Le CHU de Pointe-à-Pitre / Abymes a confié à la société ACAOP, dirigée par M.J, une mission d’audit et d’assistance à maitrise d’ouvrage (AMO) pour la passation des marchés d’assurance du groupement hospitalier territorial de la Guadeloupe. Le 10 mai 2021, le CHU a lancé une consultation avec l’assistance de l’AMO et de son dirigeant pour la passation de ces marchés. Le 7 juin 2021, la société SHAM, candidate, a demandé au juge des référés en matière de secret des affaires d’interdire l’accès de l’AMO à l’ensemble des documents déposés par les candidats et de l’exclure de la consultation.

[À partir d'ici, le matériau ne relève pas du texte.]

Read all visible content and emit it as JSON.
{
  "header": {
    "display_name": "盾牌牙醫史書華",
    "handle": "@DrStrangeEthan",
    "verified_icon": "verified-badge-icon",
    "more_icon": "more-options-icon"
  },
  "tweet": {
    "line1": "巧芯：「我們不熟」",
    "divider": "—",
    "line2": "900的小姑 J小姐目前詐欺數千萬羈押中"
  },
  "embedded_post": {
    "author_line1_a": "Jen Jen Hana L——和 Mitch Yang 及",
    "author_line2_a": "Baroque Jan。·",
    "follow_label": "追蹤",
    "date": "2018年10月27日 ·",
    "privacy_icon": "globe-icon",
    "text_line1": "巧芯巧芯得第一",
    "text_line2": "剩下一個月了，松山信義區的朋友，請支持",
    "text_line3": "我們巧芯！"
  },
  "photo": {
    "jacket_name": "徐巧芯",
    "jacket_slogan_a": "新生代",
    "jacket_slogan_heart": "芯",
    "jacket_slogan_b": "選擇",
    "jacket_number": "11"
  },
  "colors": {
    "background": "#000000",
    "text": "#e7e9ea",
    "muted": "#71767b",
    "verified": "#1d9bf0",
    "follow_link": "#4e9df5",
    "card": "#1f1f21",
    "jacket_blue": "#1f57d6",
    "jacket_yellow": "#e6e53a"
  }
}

S’appuyant sur l’article R557-3 du Code de justice administrative au terme duquel le juge des référés peut, lorsqu’il est saisi aux fins de prévenir une atteinte imminente ou faire cesser une atteinte illicite à un secret des affaires, prescrire toute mesure provisoire et conservatoire proportionnée et ordonner l’ensemble des mesures mentionnées à l’article R152-1 du Code de commerce, le juge des référés du tribunal administratif de Guadeloupe a rendu une ordonnance en date du 9 juin 2021, enjoignant au CHU d’interdire par tout moyen l’accès à la société ACAOP à l’ensemble des documents déposés par les soumissionnaires et suspendu l’analyse des offres.

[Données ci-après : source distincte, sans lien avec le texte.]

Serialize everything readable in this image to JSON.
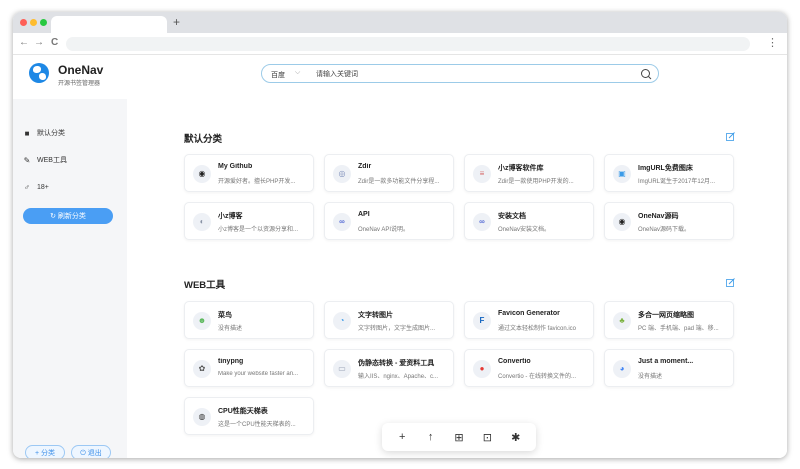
{
  "browser": {
    "new_tab": "+",
    "back": "←",
    "forward": "→",
    "reload": "C",
    "menu": "⋮"
  },
  "logo": {
    "title": "OneNav",
    "subtitle": "开源书签管理器"
  },
  "sidebar": {
    "items": [
      {
        "icon": "book-icon",
        "glyph": "■",
        "label": "默认分类"
      },
      {
        "icon": "wrench-icon",
        "glyph": "✎",
        "label": "WEB工具"
      },
      {
        "icon": "mars-icon",
        "glyph": "♂",
        "label": "18+"
      }
    ],
    "refresh_label": "↻ 刷新分类",
    "add_label": "+ 分类",
    "logout_label": "⏻ 退出"
  },
  "search": {
    "engine": "百度",
    "engine_caret": "⌵",
    "placeholder": "请输入关键词"
  },
  "sections": [
    {
      "title": "默认分类",
      "cards": [
        {
          "title": "My Github",
          "desc": "开源爱好者。擅长PHP开发...",
          "icon": "github-icon",
          "glyph": "◉",
          "color": "#222222"
        },
        {
          "title": "Zdir",
          "desc": "Zdir是一款多功能文件分享程...",
          "icon": "zdir-icon",
          "glyph": "◎",
          "color": "#7a8bb8"
        },
        {
          "title": "小z博客软件库",
          "desc": "Zdir是一款使用PHP开发的...",
          "icon": "document-icon",
          "glyph": "≡",
          "color": "#d66b6b"
        },
        {
          "title": "ImgURL免费图床",
          "desc": "ImgURL诞生于2017年12月...",
          "icon": "image-icon",
          "glyph": "▣",
          "color": "#3b9be8"
        },
        {
          "title": "小z博客",
          "desc": "小z博客是一个以资源分享和...",
          "icon": "blog-icon",
          "glyph": "◐",
          "color": "#8a94a6"
        },
        {
          "title": "API",
          "desc": "OneNav API说明。",
          "icon": "api-icon",
          "glyph": "∞",
          "color": "#5a6fd6"
        },
        {
          "title": "安装文档",
          "desc": "OneNav安装文档。",
          "icon": "link-icon",
          "glyph": "∞",
          "color": "#5a6fd6"
        },
        {
          "title": "OneNav源码",
          "desc": "OneNav源码下载。",
          "icon": "github-icon",
          "glyph": "◉",
          "color": "#222222"
        }
      ]
    },
    {
      "title": "WEB工具",
      "cards": [
        {
          "title": "菜鸟",
          "desc": "没有描述",
          "icon": "runoob-icon",
          "glyph": "☻",
          "color": "#5cb85c"
        },
        {
          "title": "文字转图片",
          "desc": "文字转图片，文字生成图片...",
          "icon": "text-image-icon",
          "glyph": "◔",
          "color": "#3b9be8"
        },
        {
          "title": "Favicon Generator",
          "desc": "通过文本轻松制作 favicon.ico",
          "icon": "favicon-icon",
          "glyph": "F",
          "color": "#1565c0"
        },
        {
          "title": "多合一网页缩略图",
          "desc": "PC 端、手机端、pad 端、移...",
          "icon": "thumbnail-icon",
          "glyph": "♣",
          "color": "#7cb342"
        },
        {
          "title": "tinypng",
          "desc": "Make your website faster an...",
          "icon": "panda-icon",
          "glyph": "✿",
          "color": "#555555"
        },
        {
          "title": "伪静态转换 - 爱资料工具",
          "desc": "输入IIS、nginx、Apache、c...",
          "icon": "tool-icon",
          "glyph": "▭",
          "color": "#9aa3b5"
        },
        {
          "title": "Convertio",
          "desc": "Convertio - 在线转换文件的...",
          "icon": "convertio-icon",
          "glyph": "●",
          "color": "#e53935"
        },
        {
          "title": "Just a moment...",
          "desc": "没有描述",
          "icon": "cloudflare-icon",
          "glyph": "◕",
          "color": "#4285f4"
        },
        {
          "title": "CPU性能天梯表",
          "desc": "这是一个CPU性能天梯表的...",
          "icon": "cpu-icon",
          "glyph": "◍",
          "color": "#333333"
        }
      ]
    }
  ],
  "toolbar": [
    {
      "icon": "plus-icon",
      "glyph": "+"
    },
    {
      "icon": "arrow-up-icon",
      "glyph": "↑"
    },
    {
      "icon": "gift-icon",
      "glyph": "⊞"
    },
    {
      "icon": "presentation-icon",
      "glyph": "⊡"
    },
    {
      "icon": "gear-icon",
      "glyph": "✱"
    }
  ]
}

Saisi d’un pourvoi en cassation par le CHU, le Conseil d’Etat a annulé l’ordonnance du juge des référés.
Selon le juge de cassation, il est important de prendre en compte le fait de l’AMO intervient pour le compte de la personne publique et que, dans le cadre de l’exécution de ce marché, le dirigeant et le personnel de l’AMO sont tenus à une obligation professionnelle de confidentialité. Ainsi, en jugeant qu’il n’y avait pas lieu de prendre en compte cette obligation de confidentialité dans l’appréciation du risque d’une atteinte imminente au secret des affaires susceptible d’être imputable au centre hospitalier le juge des référés a commis une erreur de droit.
Examinant les faits de l’espèce, le Conseil d’Etat relève que les informations relatives au prix d’une offre, doivent être regardées, au stade de la procédure de passation, comme couvertes par le secret des affaires. Puis, il considère que la seule circonstance que le dirigeant de l’AMO ait des relations étroites avec une société concurrente du requérant ne suffit pas, par elle-même, à caractériser un risque d’une atteinte imminente au secret des affaires dès lors que l’AMO ainsi que son dirigeant et ses personnels sont tenus à une obligation contractuelle de confidentialité dans le cadre de leur mission d’assistance au maître de l’ouvrage.
Le Conseil d’Etat précise enfin qu’il est possible de faire valoir devant le juge du référé précontractuel tout manquement aux règles de publicité et de concurrence tenant en une violation par le pouvoir adjudicateur du secret commercial ou de l’impartialité à laquelle celui-ci est tenu.